Saat itu saya sedang berkunjung ke Lijiang, Cina. Sekeluarnya dari objek wisata Goa Raksasa Jiuxiang aku melihat ada deretan penjual buah. Tertarik, aku mencoba mengamati satu persatu. Ada yang menjual nanas. Uniknya si nanas ditusuk bagian atasnya dengan lidi. Kok kayak sate ya. Bagian mata nanas ternyata berlubang-lubang. Kalau di Indonesia, bagian mata nanas kan dipotong pakai pisau dengan bentuk mengulir. Di sana ternyata ada alat untuk mengambil mata nanas. Agak menyesal aku tidak membelinya.
Ada juga mangga yang berwarna ungu. Namun aku lebih tertarik pada sebentuk buah yang belum ada di Indonesia. Bentuknya bulat seukuran kepalan tangan. Warnanya orange. Sekilas melihatnya menimbulkan rasa penasaran.
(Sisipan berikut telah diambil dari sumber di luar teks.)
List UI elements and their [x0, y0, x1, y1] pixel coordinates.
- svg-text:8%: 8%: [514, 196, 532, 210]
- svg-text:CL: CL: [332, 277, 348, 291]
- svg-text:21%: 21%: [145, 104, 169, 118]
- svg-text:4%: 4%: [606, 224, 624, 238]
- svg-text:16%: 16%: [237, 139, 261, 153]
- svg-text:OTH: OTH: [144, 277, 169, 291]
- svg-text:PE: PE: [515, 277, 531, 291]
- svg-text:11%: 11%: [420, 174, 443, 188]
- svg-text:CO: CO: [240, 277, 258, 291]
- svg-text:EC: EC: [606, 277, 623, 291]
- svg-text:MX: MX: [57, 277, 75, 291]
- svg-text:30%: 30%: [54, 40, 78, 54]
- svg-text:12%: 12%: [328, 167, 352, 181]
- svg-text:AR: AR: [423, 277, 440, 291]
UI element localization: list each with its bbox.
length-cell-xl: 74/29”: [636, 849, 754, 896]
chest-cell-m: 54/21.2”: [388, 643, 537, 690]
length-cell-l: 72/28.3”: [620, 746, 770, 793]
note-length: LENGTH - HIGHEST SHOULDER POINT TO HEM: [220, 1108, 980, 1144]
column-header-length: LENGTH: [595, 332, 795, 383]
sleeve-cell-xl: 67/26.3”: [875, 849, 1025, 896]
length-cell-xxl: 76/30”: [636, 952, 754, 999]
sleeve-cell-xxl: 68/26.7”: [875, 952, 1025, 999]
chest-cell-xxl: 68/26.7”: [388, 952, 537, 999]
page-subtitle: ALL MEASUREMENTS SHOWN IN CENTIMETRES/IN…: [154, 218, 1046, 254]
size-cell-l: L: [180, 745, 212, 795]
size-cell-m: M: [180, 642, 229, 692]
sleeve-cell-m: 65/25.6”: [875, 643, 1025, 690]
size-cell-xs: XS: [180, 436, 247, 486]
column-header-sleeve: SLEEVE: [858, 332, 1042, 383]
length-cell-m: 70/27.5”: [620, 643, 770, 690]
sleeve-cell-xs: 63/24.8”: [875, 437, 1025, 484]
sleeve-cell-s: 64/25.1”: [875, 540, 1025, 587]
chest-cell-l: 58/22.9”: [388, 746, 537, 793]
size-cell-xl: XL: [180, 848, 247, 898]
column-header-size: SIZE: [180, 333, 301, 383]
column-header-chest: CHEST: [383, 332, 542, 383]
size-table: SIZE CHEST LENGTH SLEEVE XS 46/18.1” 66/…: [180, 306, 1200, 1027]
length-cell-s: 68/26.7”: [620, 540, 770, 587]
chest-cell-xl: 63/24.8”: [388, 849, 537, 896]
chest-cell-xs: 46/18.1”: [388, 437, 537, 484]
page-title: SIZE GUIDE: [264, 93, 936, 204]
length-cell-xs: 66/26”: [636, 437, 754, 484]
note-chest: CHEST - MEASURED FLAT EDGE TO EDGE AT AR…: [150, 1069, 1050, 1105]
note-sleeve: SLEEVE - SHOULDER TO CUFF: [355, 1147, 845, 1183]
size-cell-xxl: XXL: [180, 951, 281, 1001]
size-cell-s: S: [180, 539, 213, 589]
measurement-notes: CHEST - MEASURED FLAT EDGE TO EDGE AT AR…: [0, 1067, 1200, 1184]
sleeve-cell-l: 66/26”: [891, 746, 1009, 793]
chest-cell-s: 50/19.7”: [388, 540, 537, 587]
Seperti apa rasanya? Lalu saya membeli 1 kg. Harganya 6 yuan dengan kurs sekitar 1.800 rupiah. Bagaimana cara makannya ya? Apa dipotong, dikupas, atau langsung dimakan? Aku mencoba mengupas kulitnya dengan kuku. Ternyata kulitnya sangat tipis. Ternyata mudah sekali membuka kulitnya dengan kuku. Seperti mengupas kulit bawang.
Baunya wangi, dagingnya empuk. Rasanya hampir seperti mangga, daging buahnya lembut. Isinya keras, bentuknya pipih tebal, letaknya ada di tengah. Warnanya coklat mengkilat. Dalam satu buah bisa berisi 3 biji. Kalau dikupas dalamnya berbentuk seperti gambar di samping ini. Begitu digigit, airnya keluar. Daging buahnya manis. Makan sebuah? Gak cukup lah yaw. Penginnya lagi, lagi, dan lagi. Tapi buah ini kan gak bisa dibawa pulang ke Indonesia. Jadi gimana?
Kayaknya bijinya bisa dibawa pulang untuk ditanam. Sampai di rumah, aku siapkan 15 botol aqua tanggung. Aku isi dengan campuran media tanam dan humus. Lalu aku benamkan ke-15 biji buah pi ba ke dalam tanah di dalam botol. Cukup lama aku menunggu tunasnya keluar. Penasaran, aku bongkar isinya. Ternyata, sudah terbentuk 2 akar berwarna putih memanjang ke bawah dari salah satu sisi biji pi ba. Setelah terjawab penasaranku, aku tanam lagi si biji pi ba. Akhirnya di hari ke-26 aku menemukan salah satu dari ke-15 biji telah bertunas. Warnanya putih setinggi 1 cm dari permukaan tanah. Ujungnya melengkung mencium tanah. Sepintas seperti huruf U terbalik. Bentuk pohonnya seperti apa ya?
Aku berkhayal sekitar empat tahun kemudian tunas pi ba sudah menjelma menjadi pohon yang berbuah lebat di sebidang tanah yang sudah kupersiapkan. Puas rasanya melihat kebun dengan buah pi ba yang bergerombol menggantung ranum. Aku bisa merasakan kembali lezatnya buah pi ba. Aku bisa panen dari ke-15 pohon pi ba yang aku miliki. Sebagian buah diberikan ke tetangga dan teman. Selebihnya bisa dijual ke pasar swalayan atau lewat internet. Siapa yang mau pesan? Nanti ya, tunggu empat tahun lagi.
Ternyata produksinya melimpah. Ada ancaman pembusukan yang lebih cepat. Harus ada satu cara untuk menjual dengan kemasan yang bagus. Aha, dijadikan manisan saja. Orang akan lebih mudah mengkonsumsinya. Praktis, tinggal tusuk pakai garpu dan nyam-nyam. Atau dibuat selai, untuk variasi makan roti tawar sambil ngopi di sore hari. Asyik juga ya.